In the first place, there is no practical reason for the government to incentivize marriage. Although politicians and philosophers since before the Roman era have extolled the virtues of marriage, few of their reasons bear relevance in the modern age. Marriage by mandate of God or gods cannot be universally applied as a basis for public policy in a multi-religious society with a sizeable non-religious minority. Marriage as a stable environment for procreation is ill-suited to a world so overpopulated that our species might exhaust the natural resources requisite to its survival in mere generations.

In the second place, the marital incentives the government employs, if any, should not be economic. The modern association of money with marriage cheapens and defiles the institution to a level of baseness not seen since the Middle Ages, when nobility treated the marriage contract as little more than a vehicle for land consolidation and the sale of unwanted daughters. People should feel compelled to marry because of their love for one another – not the love of money.
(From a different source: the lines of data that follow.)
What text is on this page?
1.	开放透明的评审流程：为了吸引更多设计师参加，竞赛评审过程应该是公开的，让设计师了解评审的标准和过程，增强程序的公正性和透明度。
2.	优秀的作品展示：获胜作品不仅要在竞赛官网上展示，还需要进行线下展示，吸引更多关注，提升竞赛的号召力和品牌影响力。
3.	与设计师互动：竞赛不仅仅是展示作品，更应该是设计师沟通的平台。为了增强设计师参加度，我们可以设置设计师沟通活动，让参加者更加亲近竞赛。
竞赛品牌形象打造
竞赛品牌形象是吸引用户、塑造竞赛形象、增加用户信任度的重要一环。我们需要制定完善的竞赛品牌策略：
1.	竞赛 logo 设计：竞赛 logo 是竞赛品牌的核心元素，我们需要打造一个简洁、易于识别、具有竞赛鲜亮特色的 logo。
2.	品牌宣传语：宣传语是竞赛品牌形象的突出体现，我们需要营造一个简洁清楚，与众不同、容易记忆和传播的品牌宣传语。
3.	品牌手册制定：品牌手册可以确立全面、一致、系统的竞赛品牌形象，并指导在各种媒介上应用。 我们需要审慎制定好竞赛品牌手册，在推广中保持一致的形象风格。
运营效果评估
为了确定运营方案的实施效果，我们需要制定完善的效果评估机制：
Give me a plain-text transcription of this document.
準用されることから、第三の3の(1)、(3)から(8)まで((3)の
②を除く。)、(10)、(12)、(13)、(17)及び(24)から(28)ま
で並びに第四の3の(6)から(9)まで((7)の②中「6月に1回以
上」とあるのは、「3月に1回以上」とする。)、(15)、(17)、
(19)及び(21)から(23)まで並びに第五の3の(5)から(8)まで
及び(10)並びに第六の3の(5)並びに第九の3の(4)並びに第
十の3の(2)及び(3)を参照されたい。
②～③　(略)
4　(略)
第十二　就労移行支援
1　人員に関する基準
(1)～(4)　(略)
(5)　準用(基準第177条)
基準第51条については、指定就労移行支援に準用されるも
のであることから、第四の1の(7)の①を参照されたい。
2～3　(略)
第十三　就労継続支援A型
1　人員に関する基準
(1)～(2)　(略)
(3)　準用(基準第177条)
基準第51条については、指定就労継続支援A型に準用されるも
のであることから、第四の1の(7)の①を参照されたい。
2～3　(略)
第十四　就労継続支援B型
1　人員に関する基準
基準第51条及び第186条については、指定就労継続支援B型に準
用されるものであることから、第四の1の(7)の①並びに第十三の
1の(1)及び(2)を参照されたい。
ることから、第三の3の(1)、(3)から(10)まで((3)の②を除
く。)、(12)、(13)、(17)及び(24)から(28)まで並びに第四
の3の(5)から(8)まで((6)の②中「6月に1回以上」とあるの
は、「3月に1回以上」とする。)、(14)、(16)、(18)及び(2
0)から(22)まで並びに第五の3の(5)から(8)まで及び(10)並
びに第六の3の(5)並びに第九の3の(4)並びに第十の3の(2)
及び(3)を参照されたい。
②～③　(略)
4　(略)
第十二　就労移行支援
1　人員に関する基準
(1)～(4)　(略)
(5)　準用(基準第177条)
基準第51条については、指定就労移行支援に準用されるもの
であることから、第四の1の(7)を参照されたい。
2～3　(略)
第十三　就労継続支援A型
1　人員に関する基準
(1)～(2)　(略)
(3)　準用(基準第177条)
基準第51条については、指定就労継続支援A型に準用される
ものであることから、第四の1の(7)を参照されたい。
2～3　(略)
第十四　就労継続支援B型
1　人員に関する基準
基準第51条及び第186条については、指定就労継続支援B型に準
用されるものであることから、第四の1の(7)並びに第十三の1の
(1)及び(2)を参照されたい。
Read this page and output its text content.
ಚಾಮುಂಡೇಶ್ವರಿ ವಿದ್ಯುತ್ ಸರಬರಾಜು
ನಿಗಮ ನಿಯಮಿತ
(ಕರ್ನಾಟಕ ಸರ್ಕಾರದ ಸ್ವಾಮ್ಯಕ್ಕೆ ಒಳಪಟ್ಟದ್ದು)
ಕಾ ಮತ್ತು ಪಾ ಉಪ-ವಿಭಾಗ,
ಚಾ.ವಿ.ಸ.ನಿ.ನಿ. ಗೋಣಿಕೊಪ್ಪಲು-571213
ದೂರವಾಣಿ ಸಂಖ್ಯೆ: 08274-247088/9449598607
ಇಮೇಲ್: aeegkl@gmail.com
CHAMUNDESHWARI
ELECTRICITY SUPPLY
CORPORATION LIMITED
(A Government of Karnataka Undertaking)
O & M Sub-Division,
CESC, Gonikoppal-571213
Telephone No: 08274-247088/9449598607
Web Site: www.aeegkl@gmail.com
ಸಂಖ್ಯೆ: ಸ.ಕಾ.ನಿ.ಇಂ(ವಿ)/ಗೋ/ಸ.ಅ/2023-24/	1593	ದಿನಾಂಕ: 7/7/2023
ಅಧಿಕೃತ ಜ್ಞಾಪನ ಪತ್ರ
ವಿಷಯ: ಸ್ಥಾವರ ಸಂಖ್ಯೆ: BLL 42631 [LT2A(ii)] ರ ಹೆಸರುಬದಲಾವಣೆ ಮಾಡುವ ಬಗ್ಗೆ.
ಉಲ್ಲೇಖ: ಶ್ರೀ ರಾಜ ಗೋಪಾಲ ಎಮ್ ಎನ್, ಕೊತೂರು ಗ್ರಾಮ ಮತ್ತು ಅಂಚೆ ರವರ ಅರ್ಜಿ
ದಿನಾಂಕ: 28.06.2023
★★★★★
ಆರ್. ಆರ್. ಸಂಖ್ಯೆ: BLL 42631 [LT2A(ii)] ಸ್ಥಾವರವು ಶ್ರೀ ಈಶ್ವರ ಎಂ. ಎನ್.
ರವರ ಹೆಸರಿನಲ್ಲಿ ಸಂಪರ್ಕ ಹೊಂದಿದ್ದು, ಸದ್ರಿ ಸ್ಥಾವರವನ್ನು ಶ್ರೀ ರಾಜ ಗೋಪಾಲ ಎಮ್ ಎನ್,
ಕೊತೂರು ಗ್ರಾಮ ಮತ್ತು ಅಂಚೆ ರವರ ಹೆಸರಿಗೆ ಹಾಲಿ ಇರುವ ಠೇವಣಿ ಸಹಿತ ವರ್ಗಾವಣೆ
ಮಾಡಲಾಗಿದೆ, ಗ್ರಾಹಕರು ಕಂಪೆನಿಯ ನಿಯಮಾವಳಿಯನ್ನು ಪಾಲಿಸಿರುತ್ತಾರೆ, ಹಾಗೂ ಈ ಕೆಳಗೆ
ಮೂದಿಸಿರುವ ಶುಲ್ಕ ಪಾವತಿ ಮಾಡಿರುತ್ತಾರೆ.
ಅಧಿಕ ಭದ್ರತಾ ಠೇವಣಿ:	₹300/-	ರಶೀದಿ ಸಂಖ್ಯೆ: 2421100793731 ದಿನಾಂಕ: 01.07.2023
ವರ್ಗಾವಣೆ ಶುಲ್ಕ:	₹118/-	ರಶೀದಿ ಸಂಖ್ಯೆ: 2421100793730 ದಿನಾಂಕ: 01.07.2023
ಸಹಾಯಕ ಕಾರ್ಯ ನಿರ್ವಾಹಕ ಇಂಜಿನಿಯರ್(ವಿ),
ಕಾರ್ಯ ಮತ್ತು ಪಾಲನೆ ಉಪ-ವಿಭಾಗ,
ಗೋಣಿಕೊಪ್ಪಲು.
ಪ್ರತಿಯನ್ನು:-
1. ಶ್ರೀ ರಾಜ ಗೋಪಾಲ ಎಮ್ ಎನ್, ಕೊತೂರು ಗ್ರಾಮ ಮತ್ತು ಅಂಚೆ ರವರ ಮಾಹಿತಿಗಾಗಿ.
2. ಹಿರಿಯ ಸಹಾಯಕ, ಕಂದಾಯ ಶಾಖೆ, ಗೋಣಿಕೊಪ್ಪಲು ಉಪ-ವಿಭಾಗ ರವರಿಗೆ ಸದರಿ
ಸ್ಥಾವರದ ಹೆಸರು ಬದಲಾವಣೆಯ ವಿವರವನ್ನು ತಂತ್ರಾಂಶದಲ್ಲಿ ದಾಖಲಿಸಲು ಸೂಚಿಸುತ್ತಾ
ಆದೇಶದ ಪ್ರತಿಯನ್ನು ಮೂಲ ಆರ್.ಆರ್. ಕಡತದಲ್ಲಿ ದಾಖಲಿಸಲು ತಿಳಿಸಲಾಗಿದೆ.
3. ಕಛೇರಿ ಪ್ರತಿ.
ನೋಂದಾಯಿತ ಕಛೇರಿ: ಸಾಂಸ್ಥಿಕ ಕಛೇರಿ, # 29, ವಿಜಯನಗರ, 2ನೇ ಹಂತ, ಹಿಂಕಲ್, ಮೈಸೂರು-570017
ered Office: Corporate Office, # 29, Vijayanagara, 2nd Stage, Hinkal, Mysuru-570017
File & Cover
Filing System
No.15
Furthermore, they should not marry to legitimize their unplanned children, or to populate the already crowded planet, or to please their parents, or even to obey God. These motivations, while each is valid for some, should never be anyone’s primary reason to seek out holy matrimony. People who desire marriage should do so only because they have recognized in their innermost selves that they and their partners belong together, and are able and willing to share themselves – in their entirety and under all circumstances – for the rest of their lives. That is marriage. It is its own burden and its own reward, and ought to require neither financial benefits to promote it, nor licenses to legitimize it.

As the title of the column suggests, Cultural Recidivism’s purpose is to solve modern problems by delving so deeply into anthropological history that it arrives at phases of human culture wherein the aforementioned problems did not exist, and then apply the reasons for the problems’ non-existence at that level of cultural regression to solve them in modern times. The vast majority of ancient peoples had no concept of state sanctioned marriage—which, considering that many of them also had no concept of states, is not surprising. Even so, I cannot help but think that an informal system of marriage, as practiced by our remote ancestors, is what our country needs moving forward. If legal adults of sound mind want to call themselves man and wife, man and man, wife and wife, wife and wife and man, or man and man and wife, secure in the knowledge that they love one another, then that should be enough to constitute a marital union. If they want to further sanctify that union with a ceremony, or if they would rather not, then in either case society should allow them to proceed as they so choose. And if, per misadventure, one or both of the partners decides that the union has been made in error, then the volition of that partner should be sufficient to affect a divorce. With the adoption of this system, the United States would be, if not a better place, at least a freer one.